We found that, by using about 5 % of the nodes, the density of the links, the size of the main core, the average degree of the main core are estimated with a tolerance varying between 1 % and 10 %, depending on the property examined. An interesting finding is that the denser is the network the better is the estimation. We also checked how the accuracy of the estimation increases with the size of the subset of nodes used for which information is available. We found that this strongly depends on the accuracy of the fitness model. In the case of the WTW, the fitness model is fairly accurate in describing how links are formed across countries depending on their GDP and geographical distance. In the e-mid the fitness model is less accurate but still useful.

Furthermore, the BM method was tested against a non-topological property, namely Group DebtRank, a recently introduced measure of the systemic impact of a shock on the nodes of the network. We found that, both for WTW and e-mid network, the method allows to evaluate fairly well this property even starting from a small number of nodes.
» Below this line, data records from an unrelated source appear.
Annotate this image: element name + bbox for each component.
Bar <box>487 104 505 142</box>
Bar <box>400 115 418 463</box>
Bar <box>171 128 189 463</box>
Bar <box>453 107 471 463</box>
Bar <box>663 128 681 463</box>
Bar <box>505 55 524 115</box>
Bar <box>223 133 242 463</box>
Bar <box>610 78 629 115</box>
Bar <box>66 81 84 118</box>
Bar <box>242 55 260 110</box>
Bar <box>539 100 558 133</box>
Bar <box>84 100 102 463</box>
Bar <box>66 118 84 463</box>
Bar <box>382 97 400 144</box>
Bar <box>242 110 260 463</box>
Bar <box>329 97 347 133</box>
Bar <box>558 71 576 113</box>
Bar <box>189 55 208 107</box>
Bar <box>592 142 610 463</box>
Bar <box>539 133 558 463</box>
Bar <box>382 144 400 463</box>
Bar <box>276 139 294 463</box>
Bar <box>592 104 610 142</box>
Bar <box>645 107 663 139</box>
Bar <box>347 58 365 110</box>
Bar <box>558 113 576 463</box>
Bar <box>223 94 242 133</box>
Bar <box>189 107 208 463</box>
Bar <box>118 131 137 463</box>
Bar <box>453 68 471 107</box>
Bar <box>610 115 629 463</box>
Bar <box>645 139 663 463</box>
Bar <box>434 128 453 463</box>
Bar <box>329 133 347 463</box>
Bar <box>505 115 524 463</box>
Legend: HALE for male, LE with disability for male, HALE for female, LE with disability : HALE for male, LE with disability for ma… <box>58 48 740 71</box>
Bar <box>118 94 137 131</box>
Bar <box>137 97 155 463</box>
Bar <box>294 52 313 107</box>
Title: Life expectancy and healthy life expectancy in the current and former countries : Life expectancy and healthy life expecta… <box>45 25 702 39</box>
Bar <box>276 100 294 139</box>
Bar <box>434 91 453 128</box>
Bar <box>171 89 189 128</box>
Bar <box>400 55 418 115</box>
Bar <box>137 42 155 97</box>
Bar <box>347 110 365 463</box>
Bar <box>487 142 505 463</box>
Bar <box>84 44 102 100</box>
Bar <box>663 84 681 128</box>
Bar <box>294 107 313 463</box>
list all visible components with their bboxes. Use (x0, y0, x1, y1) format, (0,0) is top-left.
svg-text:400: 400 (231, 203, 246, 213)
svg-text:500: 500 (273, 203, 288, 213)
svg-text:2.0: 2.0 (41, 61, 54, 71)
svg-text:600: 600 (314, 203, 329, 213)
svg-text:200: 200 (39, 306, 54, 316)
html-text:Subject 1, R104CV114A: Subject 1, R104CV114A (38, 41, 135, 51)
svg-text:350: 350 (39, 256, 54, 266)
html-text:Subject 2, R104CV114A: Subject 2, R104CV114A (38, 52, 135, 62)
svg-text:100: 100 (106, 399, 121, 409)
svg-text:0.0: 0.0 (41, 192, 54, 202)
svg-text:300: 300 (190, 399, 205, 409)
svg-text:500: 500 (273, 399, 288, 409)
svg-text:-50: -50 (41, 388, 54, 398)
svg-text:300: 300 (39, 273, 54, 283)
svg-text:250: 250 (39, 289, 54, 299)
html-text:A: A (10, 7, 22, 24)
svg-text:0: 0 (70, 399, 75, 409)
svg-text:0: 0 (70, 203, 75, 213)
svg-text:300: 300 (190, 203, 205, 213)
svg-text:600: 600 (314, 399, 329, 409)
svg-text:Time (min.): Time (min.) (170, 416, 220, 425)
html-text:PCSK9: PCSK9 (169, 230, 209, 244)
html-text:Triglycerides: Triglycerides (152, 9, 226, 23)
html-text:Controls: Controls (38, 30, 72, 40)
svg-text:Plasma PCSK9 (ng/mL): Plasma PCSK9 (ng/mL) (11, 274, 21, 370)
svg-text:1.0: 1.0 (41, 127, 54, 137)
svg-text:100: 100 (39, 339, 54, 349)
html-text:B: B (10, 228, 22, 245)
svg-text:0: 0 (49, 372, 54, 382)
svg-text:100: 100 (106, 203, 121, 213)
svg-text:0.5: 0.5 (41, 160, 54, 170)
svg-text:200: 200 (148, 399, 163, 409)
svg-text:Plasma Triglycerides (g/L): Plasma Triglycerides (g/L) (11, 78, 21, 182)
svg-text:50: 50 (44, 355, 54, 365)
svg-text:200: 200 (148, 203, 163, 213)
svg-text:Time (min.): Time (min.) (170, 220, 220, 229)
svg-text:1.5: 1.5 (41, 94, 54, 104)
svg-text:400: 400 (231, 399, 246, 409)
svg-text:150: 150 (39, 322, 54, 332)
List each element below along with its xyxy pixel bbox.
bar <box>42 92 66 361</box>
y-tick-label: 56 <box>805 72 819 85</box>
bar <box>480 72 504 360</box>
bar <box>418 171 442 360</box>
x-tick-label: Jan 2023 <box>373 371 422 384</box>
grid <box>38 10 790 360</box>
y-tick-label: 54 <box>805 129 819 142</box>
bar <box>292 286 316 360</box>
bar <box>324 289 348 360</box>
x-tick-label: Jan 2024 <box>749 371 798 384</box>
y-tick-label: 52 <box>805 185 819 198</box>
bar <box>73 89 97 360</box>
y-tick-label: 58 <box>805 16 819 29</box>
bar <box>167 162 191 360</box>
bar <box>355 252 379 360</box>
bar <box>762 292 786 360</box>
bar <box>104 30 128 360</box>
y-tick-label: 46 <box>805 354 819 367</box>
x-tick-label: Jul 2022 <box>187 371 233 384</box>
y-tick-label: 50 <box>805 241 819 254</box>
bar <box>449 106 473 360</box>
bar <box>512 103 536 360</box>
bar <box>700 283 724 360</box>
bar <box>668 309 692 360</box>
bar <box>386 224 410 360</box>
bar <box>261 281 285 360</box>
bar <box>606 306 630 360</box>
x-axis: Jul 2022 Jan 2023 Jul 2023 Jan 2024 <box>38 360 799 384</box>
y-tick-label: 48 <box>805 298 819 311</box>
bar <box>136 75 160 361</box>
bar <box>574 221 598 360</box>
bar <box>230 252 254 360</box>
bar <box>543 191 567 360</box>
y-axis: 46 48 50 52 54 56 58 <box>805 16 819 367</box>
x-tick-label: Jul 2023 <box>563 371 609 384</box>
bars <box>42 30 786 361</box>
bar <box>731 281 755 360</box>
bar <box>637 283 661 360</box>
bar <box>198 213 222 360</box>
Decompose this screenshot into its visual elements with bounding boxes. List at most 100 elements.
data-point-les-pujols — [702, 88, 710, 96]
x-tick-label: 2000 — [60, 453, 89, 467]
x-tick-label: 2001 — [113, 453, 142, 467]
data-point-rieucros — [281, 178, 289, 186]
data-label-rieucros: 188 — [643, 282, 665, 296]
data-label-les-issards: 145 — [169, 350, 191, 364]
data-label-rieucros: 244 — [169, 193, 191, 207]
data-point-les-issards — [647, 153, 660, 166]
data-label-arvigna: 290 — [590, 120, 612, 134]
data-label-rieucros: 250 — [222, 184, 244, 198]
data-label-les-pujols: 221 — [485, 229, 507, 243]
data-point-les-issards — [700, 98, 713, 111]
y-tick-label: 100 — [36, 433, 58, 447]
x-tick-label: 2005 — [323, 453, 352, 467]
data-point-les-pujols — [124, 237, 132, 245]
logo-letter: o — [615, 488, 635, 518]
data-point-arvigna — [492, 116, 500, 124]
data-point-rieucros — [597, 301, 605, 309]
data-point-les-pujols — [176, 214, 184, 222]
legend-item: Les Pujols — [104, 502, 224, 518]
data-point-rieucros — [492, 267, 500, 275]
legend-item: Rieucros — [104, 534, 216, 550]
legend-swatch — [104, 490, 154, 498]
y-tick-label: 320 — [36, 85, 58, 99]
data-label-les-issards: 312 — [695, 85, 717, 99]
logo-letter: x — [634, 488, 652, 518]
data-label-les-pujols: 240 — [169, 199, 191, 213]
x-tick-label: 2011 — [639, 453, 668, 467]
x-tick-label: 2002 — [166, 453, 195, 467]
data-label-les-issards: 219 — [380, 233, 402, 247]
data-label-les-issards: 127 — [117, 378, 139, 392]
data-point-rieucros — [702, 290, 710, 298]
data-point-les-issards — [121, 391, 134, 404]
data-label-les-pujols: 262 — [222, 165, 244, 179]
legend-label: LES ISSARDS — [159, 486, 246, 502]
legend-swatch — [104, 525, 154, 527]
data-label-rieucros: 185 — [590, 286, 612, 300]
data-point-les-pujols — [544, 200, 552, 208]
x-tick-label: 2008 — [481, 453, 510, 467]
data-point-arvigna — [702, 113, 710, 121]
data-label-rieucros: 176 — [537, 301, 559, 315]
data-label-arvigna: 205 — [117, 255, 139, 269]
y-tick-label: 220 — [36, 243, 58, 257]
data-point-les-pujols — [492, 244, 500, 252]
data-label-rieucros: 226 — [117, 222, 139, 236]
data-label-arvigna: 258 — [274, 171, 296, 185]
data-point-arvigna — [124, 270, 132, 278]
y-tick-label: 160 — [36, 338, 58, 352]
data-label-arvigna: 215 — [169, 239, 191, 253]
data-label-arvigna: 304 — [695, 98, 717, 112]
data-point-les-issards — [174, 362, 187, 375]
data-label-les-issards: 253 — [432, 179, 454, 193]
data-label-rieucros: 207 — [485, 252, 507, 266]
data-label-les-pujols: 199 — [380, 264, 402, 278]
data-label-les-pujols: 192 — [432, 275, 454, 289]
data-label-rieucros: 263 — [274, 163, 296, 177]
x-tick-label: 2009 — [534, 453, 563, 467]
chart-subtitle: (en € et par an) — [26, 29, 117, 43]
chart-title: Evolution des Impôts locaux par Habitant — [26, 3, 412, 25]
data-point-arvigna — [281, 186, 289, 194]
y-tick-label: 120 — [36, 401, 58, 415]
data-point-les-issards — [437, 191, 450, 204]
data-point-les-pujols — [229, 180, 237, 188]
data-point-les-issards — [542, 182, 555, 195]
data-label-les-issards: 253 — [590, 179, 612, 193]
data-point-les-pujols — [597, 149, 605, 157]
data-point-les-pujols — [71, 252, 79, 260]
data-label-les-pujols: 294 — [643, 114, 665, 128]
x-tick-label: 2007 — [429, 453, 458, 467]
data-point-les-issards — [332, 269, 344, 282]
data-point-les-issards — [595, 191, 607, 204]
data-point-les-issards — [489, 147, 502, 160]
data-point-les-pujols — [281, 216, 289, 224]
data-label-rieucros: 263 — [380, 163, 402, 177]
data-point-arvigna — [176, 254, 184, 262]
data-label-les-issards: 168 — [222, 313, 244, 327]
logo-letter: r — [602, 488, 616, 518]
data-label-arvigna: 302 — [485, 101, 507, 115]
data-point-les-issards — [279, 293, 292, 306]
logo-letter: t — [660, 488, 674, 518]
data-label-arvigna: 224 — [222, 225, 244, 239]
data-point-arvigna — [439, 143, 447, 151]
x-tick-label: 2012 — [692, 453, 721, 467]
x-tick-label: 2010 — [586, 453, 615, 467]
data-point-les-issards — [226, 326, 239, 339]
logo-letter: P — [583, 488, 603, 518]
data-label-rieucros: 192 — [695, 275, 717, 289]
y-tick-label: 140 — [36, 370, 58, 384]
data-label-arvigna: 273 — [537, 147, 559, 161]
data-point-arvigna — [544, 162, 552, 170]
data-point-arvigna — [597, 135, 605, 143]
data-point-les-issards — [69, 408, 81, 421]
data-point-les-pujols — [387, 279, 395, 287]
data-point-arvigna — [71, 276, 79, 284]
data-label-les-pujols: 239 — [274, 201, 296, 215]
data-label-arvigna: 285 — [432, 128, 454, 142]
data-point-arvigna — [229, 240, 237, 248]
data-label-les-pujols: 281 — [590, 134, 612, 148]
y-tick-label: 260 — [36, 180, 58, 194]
In particular, we compared the results obtained using link weights derived from the gravity model of the WTW (this means that the weight of a link is proportional to the product of the GDPs of each node) with those obtained using homogeneous weights (taken as the average of the original weights). In the latter case, the BM estimates a value of Group DebtRank that is lower than the real one. This means that when the network is simulated using an average value for the weight, there is a systematic bias in the evaluation of systemic risk as measured by DebtRank. Conversely, in the case of non homogeneous weights, imposing more realistic values from the WTW fitness (gravity) model we obtain a more accurate estimation of the Group DebtRank. Finally we notice that the bigger is the impact factor α in rescaling the nodes the greater is the distress propagation in the network captured by the Group DebtRank. We observed the above results for both WTW and e-mid networks.

Further work is needed to address several issues that remain open. One could test the accuracy of estimation obtained with the Bootstrap Method on other topological and non-topological properties. In particular, one could try and extend the method in order to take into account degree-degree correlations and other higher order properties.